Just about five years ago, Donald Trump descended the escalator at Trump Tower and proceeded to put the US electorate on edge with a nationalistic, racist tirade that kicked off his presidential campaign. The racial characteristics of the speech were not subtle; they were indeed overt and shocking. Few thought he had a spot in the presidential race, let alone a shot at winning the presidency.

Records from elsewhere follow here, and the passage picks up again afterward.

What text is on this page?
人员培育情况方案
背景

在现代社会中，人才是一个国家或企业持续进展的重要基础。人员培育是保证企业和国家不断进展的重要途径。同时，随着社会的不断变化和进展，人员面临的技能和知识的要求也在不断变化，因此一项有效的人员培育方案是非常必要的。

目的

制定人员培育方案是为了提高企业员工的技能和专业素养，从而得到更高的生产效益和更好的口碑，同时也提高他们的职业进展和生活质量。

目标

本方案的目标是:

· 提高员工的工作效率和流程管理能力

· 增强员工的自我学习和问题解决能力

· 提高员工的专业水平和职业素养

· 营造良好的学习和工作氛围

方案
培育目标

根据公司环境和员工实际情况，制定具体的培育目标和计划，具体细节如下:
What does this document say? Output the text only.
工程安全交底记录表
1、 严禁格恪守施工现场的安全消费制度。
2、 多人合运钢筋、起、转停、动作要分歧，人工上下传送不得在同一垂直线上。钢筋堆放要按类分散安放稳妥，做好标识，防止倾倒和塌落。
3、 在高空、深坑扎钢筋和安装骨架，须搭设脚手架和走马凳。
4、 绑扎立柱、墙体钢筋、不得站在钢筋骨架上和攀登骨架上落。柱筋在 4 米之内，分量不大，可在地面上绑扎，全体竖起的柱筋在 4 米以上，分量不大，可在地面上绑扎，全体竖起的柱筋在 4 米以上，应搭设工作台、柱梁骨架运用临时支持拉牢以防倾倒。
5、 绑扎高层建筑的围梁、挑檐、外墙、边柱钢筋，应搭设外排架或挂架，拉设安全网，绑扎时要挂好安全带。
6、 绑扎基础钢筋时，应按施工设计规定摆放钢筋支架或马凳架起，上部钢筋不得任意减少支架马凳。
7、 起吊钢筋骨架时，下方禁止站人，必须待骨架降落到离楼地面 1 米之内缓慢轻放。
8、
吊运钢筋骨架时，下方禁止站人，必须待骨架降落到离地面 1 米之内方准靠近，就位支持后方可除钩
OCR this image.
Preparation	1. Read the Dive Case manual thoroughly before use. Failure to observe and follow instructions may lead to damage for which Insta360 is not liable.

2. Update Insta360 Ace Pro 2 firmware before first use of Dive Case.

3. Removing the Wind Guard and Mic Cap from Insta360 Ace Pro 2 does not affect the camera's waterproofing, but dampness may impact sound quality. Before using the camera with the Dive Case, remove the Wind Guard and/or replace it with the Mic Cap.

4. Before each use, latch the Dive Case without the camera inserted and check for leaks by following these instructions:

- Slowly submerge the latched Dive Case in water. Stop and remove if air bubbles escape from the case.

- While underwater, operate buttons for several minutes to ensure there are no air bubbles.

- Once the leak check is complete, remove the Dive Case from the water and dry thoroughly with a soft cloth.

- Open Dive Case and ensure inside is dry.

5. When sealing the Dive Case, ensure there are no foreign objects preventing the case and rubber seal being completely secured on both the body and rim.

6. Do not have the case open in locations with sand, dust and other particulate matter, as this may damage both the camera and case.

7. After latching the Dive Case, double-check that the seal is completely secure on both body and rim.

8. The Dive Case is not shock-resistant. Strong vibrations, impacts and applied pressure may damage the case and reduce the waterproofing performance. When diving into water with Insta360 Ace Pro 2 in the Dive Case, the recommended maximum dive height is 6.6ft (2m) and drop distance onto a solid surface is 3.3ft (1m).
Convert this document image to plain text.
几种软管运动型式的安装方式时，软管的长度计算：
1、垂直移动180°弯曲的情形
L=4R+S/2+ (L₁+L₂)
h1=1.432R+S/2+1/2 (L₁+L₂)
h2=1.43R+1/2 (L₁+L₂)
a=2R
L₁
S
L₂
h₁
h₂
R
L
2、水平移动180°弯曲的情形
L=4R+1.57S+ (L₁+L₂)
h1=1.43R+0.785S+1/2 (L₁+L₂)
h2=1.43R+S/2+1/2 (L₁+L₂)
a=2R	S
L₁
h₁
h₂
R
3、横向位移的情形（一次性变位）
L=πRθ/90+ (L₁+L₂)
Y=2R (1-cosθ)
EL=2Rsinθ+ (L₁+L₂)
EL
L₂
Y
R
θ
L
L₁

For more than three years now, that same race-baiting white supremacist nationalism is still at the core of his base of support. In the last day, he has been able to turn the COVID-19 pandemic into a rancorous partisan divide that pits his nationalist base support against the remnants of a marginalized Republican Party (don’t confuse the party of Trump with the Republican Party; there is nothing Republican about this incarnation of the party) and an increasingly progressive base of the Democratic Party. His executive order to stop immigration into the country may face a steep constitutional challenge, but by the time this is completed, it will have already had the intended effect of rallying his base of support to focus on others instead of the ill-conceived policy responses that have come from his administration. As polls show him trailing the presumptive Democratic Party nominee Joe Biden by six points or more, Trump went back to a campaign style that worked: attack and distract. This time it is again immigrants and immigrant populations that are going to bear the brunt of this. The sad part is that it works, at least on a minority of the population; a dangerous minority of the population.
These tactics are not new. As I have written for an upcoming post, in pandemics, strong political leadership unites the population behind one message: stop the virus. Fear and uncertainty can escalate during pandemics. They potentially create “us vs. them” social conditions that divide and stigmatize people. Political leadership embodies the capacity to connect people in the common struggle. In failing to do so, the results can be harmful and potentially deadly.
Almost 40 years ago, the CDC reported the first cases of HIV in the US, though HIV had been making its way across the world for a much longer period, possibly decades. The federal government did not have a concerted response to HIV and even Reagan administration members joked about it being a “gay plague.” Such rhetoric fueled harassment, assaults, and even murders of LGBTQ people. More recently, the SARS pandemic, much like today’s COVID-19 pandemic, created a backlash against Asian and Asian Americans that lead to their stigmatization as the pandemic sources. Political leadership can convey a moral voice of reason that may decrease stigmatization and the incidences of hate and violence.
In choosing not to voice the moral collective, the Trump administration has again to take the country down the path to blame a group, any group, for the erratic, ill-conceived policies that have exacerbated the COVID-19 response in the country at the federal, and, in some cases, at the state level. The danger is clear – the Chinese and immigrant groups south of the border are being stigmatized to further a nationalist, racist agenda in the election playbook of Donald J. Trump. In doing so, the country has now entered the “us v. them” phase of a cultural battle that should never have entered into the COVID-19 response.